# Pandas and Matplotlib | Some advanced features

Szymon Talaga | 20.01.2020

<hr>

This is our last, final notebook. It reviews some (selected) advanced features of Pandas as well as introduce a better way to
use Matplotlib visualization library.

Remember that Pandas is quite vast a library, so we could not really cover everything. Luckily, the official documentation of Pandas
is rather accessible and well written (for the most part). To solidify your knowledge it is recommended to read through:

* [Getting started tutorial](https://pandas.pydata.org/pandas-docs/stable/getting_started/index.html)
* [User guide](https://pandas.pydata.org/pandas-docs/stable/user_guide/index.html)

While reading you will notice that we managed to cover more or less all the core concepts, but in some cases we had to omit some details.
We also did not talk at all about working with time series (at which Pandas, in fact, excels).

The problems in the final homework will be as dependent only on topics that we discussed in class as possible. Thus, for instance
there will be no questions about time series processing. However, it may happen that in some cases you will have to read a little bit
on your own or at least consult a documentation page for a function or method. This is unavoidable and it is also what happens very often 
in any real project.

In [None]:
import numpy as np
import pandas as pd
import matplotlib
import matplotlib.pyplot as plt
%matplotlib inline
import seaborn as sbn

## Pandas | Reading and writing from and to (text) files

We already discussed this so this will be just a brief reminder.

Reading from a text file can be done with `pd.read_csv()` function. 
In general it is quite complex (look at docpage with `pd.read_csv?`), but basic usage is rather simple.

Similarily, you can write to a file with `.to_csv()` method. Again, it is quite complex but basic usage is simple.

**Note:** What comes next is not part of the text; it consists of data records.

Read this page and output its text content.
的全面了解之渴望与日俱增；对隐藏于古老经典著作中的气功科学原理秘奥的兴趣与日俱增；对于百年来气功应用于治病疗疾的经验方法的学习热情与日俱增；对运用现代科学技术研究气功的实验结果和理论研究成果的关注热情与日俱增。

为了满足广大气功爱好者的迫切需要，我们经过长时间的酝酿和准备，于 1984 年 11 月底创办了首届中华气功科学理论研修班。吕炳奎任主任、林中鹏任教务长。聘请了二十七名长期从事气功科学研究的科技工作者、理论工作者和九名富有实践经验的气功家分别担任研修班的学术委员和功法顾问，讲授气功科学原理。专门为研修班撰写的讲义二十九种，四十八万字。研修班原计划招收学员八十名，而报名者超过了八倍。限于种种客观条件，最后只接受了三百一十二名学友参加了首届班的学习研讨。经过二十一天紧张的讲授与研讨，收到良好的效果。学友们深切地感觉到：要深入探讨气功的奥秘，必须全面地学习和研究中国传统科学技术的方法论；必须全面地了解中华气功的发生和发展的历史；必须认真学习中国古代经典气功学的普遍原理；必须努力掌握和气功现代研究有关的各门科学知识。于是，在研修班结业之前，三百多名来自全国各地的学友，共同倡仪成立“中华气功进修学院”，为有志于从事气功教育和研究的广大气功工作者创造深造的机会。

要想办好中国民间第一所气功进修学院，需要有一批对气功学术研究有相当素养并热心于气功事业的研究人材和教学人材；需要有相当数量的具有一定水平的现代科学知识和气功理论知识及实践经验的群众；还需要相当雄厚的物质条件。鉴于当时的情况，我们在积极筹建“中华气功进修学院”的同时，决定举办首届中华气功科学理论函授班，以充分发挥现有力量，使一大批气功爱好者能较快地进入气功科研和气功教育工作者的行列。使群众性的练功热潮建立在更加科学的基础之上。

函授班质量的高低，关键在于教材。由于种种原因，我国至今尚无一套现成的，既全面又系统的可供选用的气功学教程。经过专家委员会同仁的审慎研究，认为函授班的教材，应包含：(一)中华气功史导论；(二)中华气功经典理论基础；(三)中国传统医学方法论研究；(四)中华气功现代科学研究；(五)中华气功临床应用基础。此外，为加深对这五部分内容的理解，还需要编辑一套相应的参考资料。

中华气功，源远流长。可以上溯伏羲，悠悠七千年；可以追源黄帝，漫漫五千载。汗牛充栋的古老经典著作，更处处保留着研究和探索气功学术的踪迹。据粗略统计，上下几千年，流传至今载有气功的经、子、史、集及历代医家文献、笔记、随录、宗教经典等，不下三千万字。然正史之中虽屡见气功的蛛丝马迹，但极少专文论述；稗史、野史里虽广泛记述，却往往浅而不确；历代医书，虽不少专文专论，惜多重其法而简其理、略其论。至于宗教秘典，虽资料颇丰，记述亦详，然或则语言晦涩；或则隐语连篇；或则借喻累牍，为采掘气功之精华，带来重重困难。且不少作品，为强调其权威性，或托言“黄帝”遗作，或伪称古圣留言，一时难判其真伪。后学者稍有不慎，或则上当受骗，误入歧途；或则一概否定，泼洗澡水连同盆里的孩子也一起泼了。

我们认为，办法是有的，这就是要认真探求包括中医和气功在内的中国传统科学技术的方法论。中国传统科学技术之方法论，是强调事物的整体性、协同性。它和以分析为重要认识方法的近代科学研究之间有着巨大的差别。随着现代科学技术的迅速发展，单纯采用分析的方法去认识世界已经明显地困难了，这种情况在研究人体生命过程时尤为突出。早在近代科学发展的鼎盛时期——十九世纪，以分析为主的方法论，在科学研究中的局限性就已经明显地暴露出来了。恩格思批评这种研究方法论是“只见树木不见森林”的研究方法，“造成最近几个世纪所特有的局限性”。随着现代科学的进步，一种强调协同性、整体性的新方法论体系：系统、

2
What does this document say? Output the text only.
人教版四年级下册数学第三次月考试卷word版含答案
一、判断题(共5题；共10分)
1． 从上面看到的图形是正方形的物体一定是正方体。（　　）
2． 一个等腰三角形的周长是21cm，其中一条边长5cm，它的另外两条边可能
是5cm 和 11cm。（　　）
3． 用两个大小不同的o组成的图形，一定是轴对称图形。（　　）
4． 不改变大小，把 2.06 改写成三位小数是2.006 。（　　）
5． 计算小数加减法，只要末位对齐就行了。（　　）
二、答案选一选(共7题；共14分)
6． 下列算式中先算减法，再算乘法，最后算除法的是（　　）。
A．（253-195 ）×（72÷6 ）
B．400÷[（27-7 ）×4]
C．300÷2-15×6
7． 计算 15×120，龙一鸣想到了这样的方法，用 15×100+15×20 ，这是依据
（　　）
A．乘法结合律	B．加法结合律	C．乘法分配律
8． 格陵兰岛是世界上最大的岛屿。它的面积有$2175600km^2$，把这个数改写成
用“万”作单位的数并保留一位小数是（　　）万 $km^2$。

Now, we will first dump the _iris_ dataset to a CSV (comma-separated values) file and a TSV (tab-separated values) file with `.to_csv()`
method and then we will read them back in with `.read_csv()`.

In [None]:
# Load iris dataset from Seaborn package
iris = sbn.load_dataset('iris')
iris.head()

In [None]:
# Write CSV (comma-separated)
iris.to_csv('iris.csv', index=False)

# Write TSV (tab-separated)
# This time we additionally remove header with header=False argument
iris.to_csv('iris.tsv', sep="\t", header=False, index=False)

In [None]:
# Read-in from CSV
iris_csv = pd.read_csv('iris.csv')
iris_csv.head()

In [None]:
# Read-in from TSV
# First attempt
pd.read_csv('iris.tsv', sep="\t").head()

In [None]:
# We forgot that we remove header
pd.read_csv('iris.tsv', sep="\t", header=None).head()

In [None]:
# We may also pass column index by hand
iris_tsv = pd.read_csv('iris.tsv', sep="\t", header=None, names=[
    'sepal_length', 'sepal_width', 'petal_length', 'petal_width', 'species'
])
iris_tsv.head()

## Pandas | Sorting

You can sort data frames (even by multiple columns) with `.sort_values()` method.

In [None]:
np.random.seed(101010)

df = pd.DataFrame(np.random.randint(0, 10, (15, 2)), columns=['x', 'y'])
df

In [None]:
df.sort_values(by=['x', 'y'], axis=0)

## Pandas | Working with strings

We can work quite efficiently with string columns thanks to the special `.str` attribute. It allows us to access standard string methods
we know from standard Python and apply them in a vectorized manner to columns in data frames.

In [None]:
iris.head()

In [None]:
iris['species'].map(lambda x: x.upper())

In [None]:
iris['species'].str.upper()

In [None]:
iris['species'].str.contains(r"^v")

In [None]:
# Filter only to species with names starting with 'v'
iris.loc[iris['species'].str.contains(r"^v"), :]
iris.loc[iris['species'].str.match(r"^v"), :]

In [None]:
s = "a string"

s.startswith('a')
s.startswith('not a')

In [None]:
# Equivalent to
iris.loc[iris['species'].str.startswith('v'), :]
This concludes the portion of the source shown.